Dalla mia camera continuai a guardare la mia sfera di luce stravagante, che mi fissava come corteggiandomi. Ora, guardandola, non avevo più paura: mi sentivo protetta e subentravano in me una forza ed un coraggio mai avuti prima, e mi prendeva una sicurezza inaspettata, guardavo estasiata e sentivo un’intesa perfetta da entrambe le parti. Tranquilla m’infilai allora nel letto, ma la mia mente mi chiedeva sempre di tornare ad alzarmi e scostare le persiane per guardare nel cielo buio la mia splendida stella luminosa e scintillante di luce fosforescente, con i raggi che mi entravano diritti al cuore e lo scaldavano come un sole d’estate, tanto erano diretti a me e solo a me.

Tutto questo durò fino alle quattro e trenta: col chiarore dell’alba i miei amici scomparvero, ma lasciarono in me un ricordo indelebile e la speranza che sarebbero tornati ancora. Sì, li aspetterò e ancora li aspetto,  ogni sera e ogni mattina, ed è diventato un rito per me spostare le persiane e fissare quel punto fantastico dove la mia grande sfera splendente ha lasciato la sua luce. La mia grande stella con gli occhi invisibili fissati su di me verrà.

Nessuno dei due, fra me e mio figlio, ha mai nominato la parola Ufo. Ma sappiamo che era un ufo, un extraterrestre venuto da lontano per manifestarsi a me, ed io sono qui che lo aspetto sempre; quell’intesa perfetta era nata a poco a poco e la cosa più strana è che la desidero tuttora e vivo nell’attesa di vederla ancora nel mio cielo di Avondale Heights Keylor per proteggermi e farmi diventare più coraggiosa.

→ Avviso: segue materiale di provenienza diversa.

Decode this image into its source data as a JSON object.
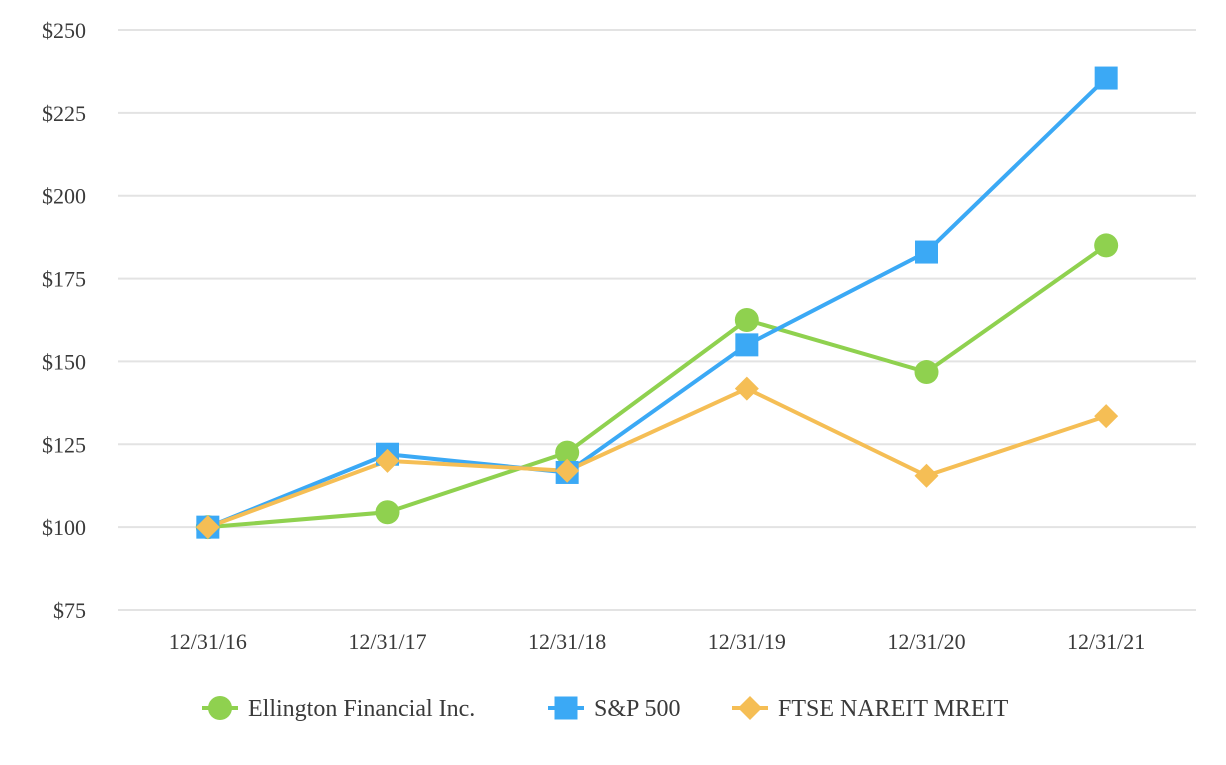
{
  "chart_data": {
    "type": "line",
    "categories": [
      "12/31/16",
      "12/31/17",
      "12/31/18",
      "12/31/19",
      "12/31/20",
      "12/31/21"
    ],
    "y_ticks": [
      75,
      100,
      125,
      150,
      175,
      200,
      225,
      250
    ],
    "y_tick_labels": [
      "$75",
      "$100",
      "$125",
      "$150",
      "$175",
      "$200",
      "$225",
      "$250"
    ],
    "ylim": [
      75,
      250
    ],
    "grid": "horizontal",
    "legend_position": "bottom-center",
    "series": [
      {
        "name": "Ellington Financial Inc.",
        "marker": "circle",
        "color": "#8fd14f",
        "values": [
          100,
          104.5,
          122.5,
          162.5,
          146.8,
          185
        ]
      },
      {
        "name": "S&P 500",
        "marker": "square",
        "color": "#3ba9f5",
        "values": [
          100,
          122,
          116.5,
          155,
          183,
          235.5
        ]
      },
      {
        "name": "FTSE NAREIT MREIT",
        "marker": "diamond",
        "color": "#f5be55",
        "values": [
          100,
          120,
          117,
          141.8,
          115.5,
          133.5
        ]
      }
    ]
  }
}
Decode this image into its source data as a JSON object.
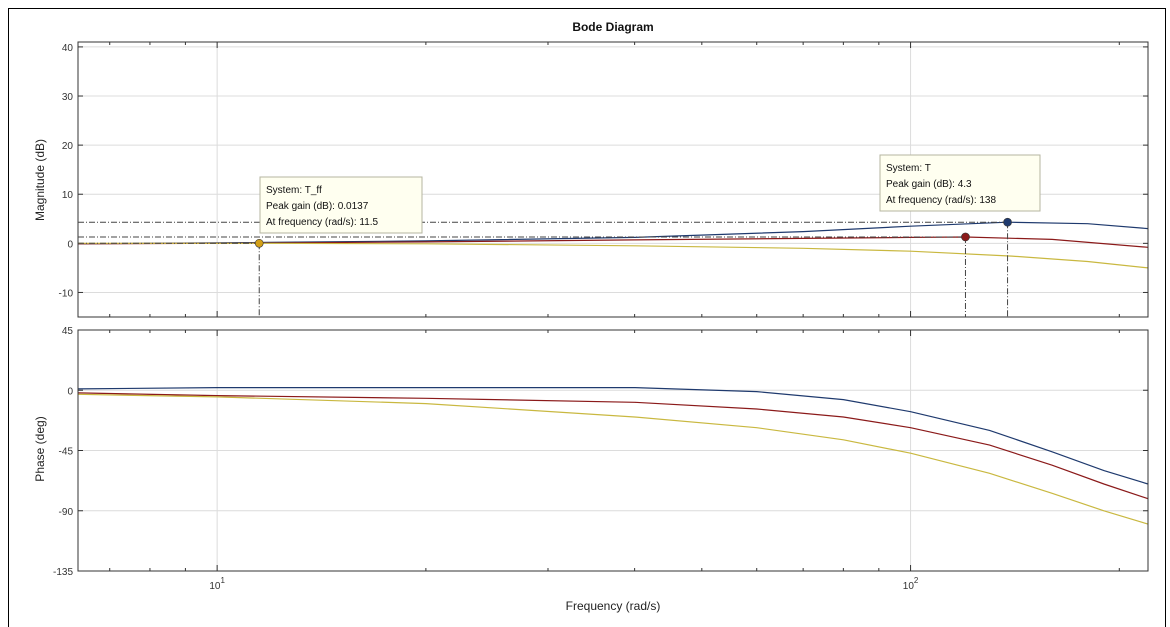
{
  "chart_data": {
    "type": "line",
    "title": "Bode Diagram",
    "xlabel": "Frequency  (rad/s)",
    "x_scale": "log",
    "xlim": [
      6.3,
      220
    ],
    "x_tick_labels": [
      {
        "value": 10,
        "base": "10",
        "exp": "1"
      },
      {
        "value": 100,
        "base": "10",
        "exp": "2"
      }
    ],
    "grid": true,
    "colors": {
      "T": "#1f3a6e",
      "T_mid": "#8b1a1a",
      "T_ff": "#c9b840",
      "marker_T_ff": "#d4a017",
      "datatip_bg": "#fffff0",
      "datatip_border": "#b5b5a0"
    },
    "magnitude": {
      "ylabel": "Magnitude (dB)",
      "ylim": [
        -15,
        41
      ],
      "yticks": [
        -10,
        0,
        10,
        20,
        30,
        40
      ],
      "ytick_labels": [
        "-10",
        "0",
        "10",
        "20",
        "30",
        "40"
      ],
      "series": [
        {
          "key": "T",
          "x": [
            6.3,
            10,
            20,
            40,
            70,
            100,
            138,
            180,
            220
          ],
          "y": [
            -0.1,
            0.1,
            0.5,
            1.2,
            2.4,
            3.5,
            4.3,
            4.0,
            3.0
          ]
        },
        {
          "key": "T_mid",
          "x": [
            6.3,
            10,
            20,
            40,
            70,
            100,
            120,
            160,
            220
          ],
          "y": [
            -0.1,
            0.0,
            0.3,
            0.7,
            1.0,
            1.2,
            1.3,
            0.8,
            -0.8
          ]
        },
        {
          "key": "T_ff",
          "x": [
            6.3,
            10,
            11.5,
            20,
            40,
            70,
            100,
            140,
            180,
            220
          ],
          "y": [
            0.0,
            0.0,
            0.0137,
            -0.1,
            -0.5,
            -1.0,
            -1.6,
            -2.6,
            -3.7,
            -5.0
          ]
        }
      ],
      "peaks": [
        {
          "key": "T_ff",
          "x": 11.5,
          "y": 0.0137
        },
        {
          "key": "T_mid",
          "x": 120,
          "y": 1.3
        },
        {
          "key": "T",
          "x": 138,
          "y": 4.3
        }
      ],
      "datatips": [
        {
          "name": "System: T_ff",
          "gain": "Peak gain (dB): 0.0137",
          "freq": "At frequency (rad/s): 11.5"
        },
        {
          "name": "System: T",
          "gain": "Peak gain (dB): 4.3",
          "freq": "At frequency (rad/s): 138"
        }
      ]
    },
    "phase": {
      "ylabel": "Phase (deg)",
      "ylim": [
        -135,
        45
      ],
      "yticks": [
        -135,
        -90,
        -45,
        0,
        45
      ],
      "ytick_labels": [
        "-135",
        "-90",
        "-45",
        "0",
        "45"
      ],
      "series": [
        {
          "key": "T",
          "x": [
            6.3,
            10,
            20,
            40,
            60,
            80,
            100,
            130,
            160,
            190,
            220
          ],
          "y": [
            1,
            2,
            2,
            2,
            -1,
            -7,
            -16,
            -30,
            -46,
            -60,
            -70
          ]
        },
        {
          "key": "T_mid",
          "x": [
            6.3,
            10,
            20,
            40,
            60,
            80,
            100,
            130,
            160,
            190,
            220
          ],
          "y": [
            -2,
            -4,
            -6,
            -9,
            -14,
            -20,
            -28,
            -41,
            -56,
            -70,
            -81
          ]
        },
        {
          "key": "T_ff",
          "x": [
            6.3,
            10,
            20,
            40,
            60,
            80,
            100,
            130,
            160,
            190,
            220
          ],
          "y": [
            -3,
            -5,
            -10,
            -20,
            -28,
            -37,
            -47,
            -62,
            -77,
            -90,
            -100
          ]
        }
      ]
    }
  }
}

Nei giornali del mattino, comunque, appariva un articolo in cui spiccava a grandi caratteri il titolo “Stanotte una strana, grande sfera di luce ha sostato per ore nel cielo di Avondale Heights Keylor”.

L’Ufo l’ho veramente visto, era la notte di Pasqua del 1993 e non dimentico mai la sua visione abbagliante di luce.